The men's representative team plays in the Keskimaan lohko (Central Division) of the II-divisoona. The team won the regional championship in the 2012–13 season and progressed to the Suomi-sarja qualifiers (karsinta), however, they did not earn promotion at that time.

In December 2019, the women's representative team gained promotion to the Alempi jatkosarja (Lower Division) of the Naisten Liiga from the Ristiinkarsinta (Cross-qualifiers) of the Naisten Mestis. The promotion marked the team's first return to the top-tier Naisten Liiga since the 2009–10 season. APV was relegated in the Karsintasarja (Qualification series) in March of the 2019–20 Naisten Liiga season.

APV's junior program is well regarded and has produced such players as Kärpät forward and Olympic medalist Saila Saari, goaltender Pekka Tuokkola, coach Tuomas Tuokkola, and defenceman Lauri Taipalus.

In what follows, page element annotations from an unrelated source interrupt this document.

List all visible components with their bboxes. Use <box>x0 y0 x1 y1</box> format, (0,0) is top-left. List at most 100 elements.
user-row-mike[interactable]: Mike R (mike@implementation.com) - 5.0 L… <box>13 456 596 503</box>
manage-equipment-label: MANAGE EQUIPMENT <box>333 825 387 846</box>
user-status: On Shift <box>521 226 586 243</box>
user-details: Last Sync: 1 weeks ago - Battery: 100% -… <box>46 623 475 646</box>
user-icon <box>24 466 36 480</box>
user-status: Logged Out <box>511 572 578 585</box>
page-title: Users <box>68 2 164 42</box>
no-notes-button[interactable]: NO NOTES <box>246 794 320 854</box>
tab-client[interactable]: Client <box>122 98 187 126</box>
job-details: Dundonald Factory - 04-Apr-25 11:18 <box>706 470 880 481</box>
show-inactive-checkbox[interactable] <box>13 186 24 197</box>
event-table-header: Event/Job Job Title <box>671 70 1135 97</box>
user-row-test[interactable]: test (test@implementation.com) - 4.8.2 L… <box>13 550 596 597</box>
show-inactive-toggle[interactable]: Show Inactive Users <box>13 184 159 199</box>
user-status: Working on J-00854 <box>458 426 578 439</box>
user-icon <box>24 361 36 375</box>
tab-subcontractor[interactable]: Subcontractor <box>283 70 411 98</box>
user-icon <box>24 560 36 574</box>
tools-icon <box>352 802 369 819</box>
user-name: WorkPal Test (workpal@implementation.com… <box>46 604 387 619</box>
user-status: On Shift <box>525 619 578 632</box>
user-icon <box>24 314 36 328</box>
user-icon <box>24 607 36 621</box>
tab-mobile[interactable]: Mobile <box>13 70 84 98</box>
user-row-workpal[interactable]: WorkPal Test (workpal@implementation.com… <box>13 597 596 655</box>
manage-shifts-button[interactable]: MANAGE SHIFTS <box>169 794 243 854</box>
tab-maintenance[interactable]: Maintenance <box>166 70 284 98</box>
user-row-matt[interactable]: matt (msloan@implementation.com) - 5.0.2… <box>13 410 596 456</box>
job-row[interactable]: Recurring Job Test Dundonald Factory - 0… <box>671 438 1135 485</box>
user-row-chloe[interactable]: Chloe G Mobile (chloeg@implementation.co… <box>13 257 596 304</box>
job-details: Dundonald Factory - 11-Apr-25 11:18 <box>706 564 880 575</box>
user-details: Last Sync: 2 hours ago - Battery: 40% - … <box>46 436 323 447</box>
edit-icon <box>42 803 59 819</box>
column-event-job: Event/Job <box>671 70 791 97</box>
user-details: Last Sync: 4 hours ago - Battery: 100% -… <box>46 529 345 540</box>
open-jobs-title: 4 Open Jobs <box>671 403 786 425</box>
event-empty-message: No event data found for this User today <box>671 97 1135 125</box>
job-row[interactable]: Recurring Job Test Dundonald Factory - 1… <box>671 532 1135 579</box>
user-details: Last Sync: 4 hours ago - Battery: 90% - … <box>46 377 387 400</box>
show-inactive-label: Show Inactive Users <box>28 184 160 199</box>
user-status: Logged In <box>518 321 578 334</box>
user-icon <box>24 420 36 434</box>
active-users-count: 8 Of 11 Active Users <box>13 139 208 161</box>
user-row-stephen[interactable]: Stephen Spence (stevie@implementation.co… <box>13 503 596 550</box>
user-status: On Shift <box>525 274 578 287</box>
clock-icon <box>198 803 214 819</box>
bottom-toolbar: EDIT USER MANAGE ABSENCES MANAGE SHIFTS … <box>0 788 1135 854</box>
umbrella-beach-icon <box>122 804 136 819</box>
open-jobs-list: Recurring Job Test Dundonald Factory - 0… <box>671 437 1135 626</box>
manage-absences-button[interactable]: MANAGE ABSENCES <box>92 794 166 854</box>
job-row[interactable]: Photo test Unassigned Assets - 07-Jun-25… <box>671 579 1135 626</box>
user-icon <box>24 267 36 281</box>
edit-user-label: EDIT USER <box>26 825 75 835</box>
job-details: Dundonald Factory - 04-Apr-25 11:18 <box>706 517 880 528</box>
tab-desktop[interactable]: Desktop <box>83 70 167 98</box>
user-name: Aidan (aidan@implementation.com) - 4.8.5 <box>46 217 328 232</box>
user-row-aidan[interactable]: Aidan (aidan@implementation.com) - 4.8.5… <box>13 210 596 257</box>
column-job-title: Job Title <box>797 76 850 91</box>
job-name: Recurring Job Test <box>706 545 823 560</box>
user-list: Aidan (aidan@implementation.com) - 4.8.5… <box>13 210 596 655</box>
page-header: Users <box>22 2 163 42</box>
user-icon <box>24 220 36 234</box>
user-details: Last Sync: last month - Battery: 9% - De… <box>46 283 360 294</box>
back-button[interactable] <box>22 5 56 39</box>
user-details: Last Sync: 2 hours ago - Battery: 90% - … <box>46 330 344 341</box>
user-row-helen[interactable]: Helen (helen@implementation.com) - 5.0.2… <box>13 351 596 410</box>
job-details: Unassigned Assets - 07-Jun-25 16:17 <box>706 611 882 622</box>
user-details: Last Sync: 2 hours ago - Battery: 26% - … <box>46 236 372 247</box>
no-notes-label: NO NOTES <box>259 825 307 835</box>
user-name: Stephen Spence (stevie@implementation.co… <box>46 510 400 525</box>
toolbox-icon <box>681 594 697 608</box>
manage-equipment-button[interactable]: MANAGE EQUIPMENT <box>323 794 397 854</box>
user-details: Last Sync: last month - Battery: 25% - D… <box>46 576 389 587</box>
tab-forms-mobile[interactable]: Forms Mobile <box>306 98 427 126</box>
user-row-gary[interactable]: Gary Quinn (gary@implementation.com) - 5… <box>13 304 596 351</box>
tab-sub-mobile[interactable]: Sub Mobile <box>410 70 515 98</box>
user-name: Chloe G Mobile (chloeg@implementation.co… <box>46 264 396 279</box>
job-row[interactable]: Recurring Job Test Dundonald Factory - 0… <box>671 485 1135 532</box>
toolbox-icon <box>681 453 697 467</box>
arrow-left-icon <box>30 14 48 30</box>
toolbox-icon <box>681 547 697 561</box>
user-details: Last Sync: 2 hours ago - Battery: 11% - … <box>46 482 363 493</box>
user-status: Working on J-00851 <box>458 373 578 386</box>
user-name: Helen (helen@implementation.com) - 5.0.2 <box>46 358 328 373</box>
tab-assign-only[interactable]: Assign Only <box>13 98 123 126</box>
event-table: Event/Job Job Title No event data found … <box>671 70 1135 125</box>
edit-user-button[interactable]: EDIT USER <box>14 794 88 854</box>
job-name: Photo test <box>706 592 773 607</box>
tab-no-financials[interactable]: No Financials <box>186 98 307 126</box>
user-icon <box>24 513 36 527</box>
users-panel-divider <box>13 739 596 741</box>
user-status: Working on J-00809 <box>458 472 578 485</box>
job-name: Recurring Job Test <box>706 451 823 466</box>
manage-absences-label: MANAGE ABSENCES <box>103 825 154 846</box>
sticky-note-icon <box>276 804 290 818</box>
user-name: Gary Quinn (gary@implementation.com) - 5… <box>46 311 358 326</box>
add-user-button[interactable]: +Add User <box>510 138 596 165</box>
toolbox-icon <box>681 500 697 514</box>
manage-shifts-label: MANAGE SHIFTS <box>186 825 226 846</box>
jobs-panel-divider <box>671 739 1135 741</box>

Rally driver Jari-Matti Latvala played junior hockey at APV.

=== Notable alumni ===

- Petteri Haveri, alternate-captain of Peliitat Heinola
- Katja Manninen, Naisten Liiga player from 2003 to 2005
- Saila Saari, won bronze with Naisleijonat at the 2018 Winter Olympics
- Lauri Taipalus, awarded Liiga Most Assists by a Defenseman (2014–15)
- Eveliina Tuokkola, Naisten Liiga player from 2003 to 2006
- Pekka Tuokkola, Liiga Champion and Jari Kurri Award winner in the 2008–09 season
- Tuomas Tuokkola, head coach of KooKoo since 2016

== Pesäpallo ==

APV's men's representative pesäpallo team has competed in the Suomensarja (Finnish League) since 2014.